We are pleased to bring you the latest edition of the series produced by our colleagues in RBC Capital Markets, hosted by George Davis, CMT, the award winning Chief Technical Analyst for Fixed Income and Currency Strategy. In this installment George reviews the latest changes made to his Canadian Dollar forecast.
The Fed pivot in December, which braced the market for upcoming rate cuts, shifted their profile lower with USDCAD expected to peak at 1.3600 in Q2 of this year. The decline should continue towards the end of the year with the pace slowing next year, ending 2025 at 1.2900. Growth is expected to slow in Q1 with a recovery later this year and next as the Bank of Canada starts to cut rates. Volatility is expected the first half of this year as the market prices in the timing of the first interest rate cut and the number of cuts to follow.
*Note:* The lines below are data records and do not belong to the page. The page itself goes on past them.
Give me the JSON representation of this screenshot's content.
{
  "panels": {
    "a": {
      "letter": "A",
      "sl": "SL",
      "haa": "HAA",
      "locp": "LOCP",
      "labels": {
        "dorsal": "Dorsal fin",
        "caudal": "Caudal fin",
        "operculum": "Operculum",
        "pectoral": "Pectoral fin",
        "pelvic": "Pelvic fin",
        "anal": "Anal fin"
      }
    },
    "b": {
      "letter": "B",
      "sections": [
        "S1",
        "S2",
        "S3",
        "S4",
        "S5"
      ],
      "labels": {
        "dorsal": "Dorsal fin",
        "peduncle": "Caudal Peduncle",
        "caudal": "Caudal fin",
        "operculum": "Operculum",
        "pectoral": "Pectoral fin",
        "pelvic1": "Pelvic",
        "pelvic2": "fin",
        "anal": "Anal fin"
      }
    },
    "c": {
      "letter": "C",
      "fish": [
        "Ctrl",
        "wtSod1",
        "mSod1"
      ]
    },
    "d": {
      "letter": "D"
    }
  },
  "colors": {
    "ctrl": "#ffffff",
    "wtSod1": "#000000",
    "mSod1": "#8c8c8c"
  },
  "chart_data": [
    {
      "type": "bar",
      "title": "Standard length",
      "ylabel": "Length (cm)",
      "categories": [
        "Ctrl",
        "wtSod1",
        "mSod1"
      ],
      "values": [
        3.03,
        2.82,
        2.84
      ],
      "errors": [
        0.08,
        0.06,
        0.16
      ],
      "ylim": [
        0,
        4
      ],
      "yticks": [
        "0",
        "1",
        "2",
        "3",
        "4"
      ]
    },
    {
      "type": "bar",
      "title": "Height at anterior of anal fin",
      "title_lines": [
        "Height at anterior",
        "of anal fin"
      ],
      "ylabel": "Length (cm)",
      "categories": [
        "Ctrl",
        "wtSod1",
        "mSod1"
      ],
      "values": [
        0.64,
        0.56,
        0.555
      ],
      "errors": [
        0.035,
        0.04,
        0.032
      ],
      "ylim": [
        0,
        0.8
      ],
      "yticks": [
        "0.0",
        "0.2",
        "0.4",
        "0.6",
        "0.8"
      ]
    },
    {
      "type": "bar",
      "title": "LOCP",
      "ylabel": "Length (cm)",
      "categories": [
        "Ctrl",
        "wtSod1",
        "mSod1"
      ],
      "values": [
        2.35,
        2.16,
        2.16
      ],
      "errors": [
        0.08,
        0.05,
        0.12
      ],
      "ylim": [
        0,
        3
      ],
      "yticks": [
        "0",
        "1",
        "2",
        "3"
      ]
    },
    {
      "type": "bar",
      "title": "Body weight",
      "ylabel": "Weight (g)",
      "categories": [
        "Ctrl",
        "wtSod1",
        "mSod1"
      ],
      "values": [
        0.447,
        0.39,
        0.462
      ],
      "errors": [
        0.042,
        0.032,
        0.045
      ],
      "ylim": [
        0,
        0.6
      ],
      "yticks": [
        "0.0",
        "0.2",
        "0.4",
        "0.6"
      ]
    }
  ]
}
The primary risk to the forecast will be the timing and sequencing of rate cuts with RBC Economics expecting 100 bps of cuts this year from the BoC and 125 bps expected from the FOMC.
Broad-based USD direction remains the key driver of CAD, followed closely by equity markets. The expected trading range for this month is slightly higher at 1.3300 to 1.3800 with USD sellers looking towards the 1.3600/1.3700 area while USD buyers should see more advantageous opportunities during the second half of this year.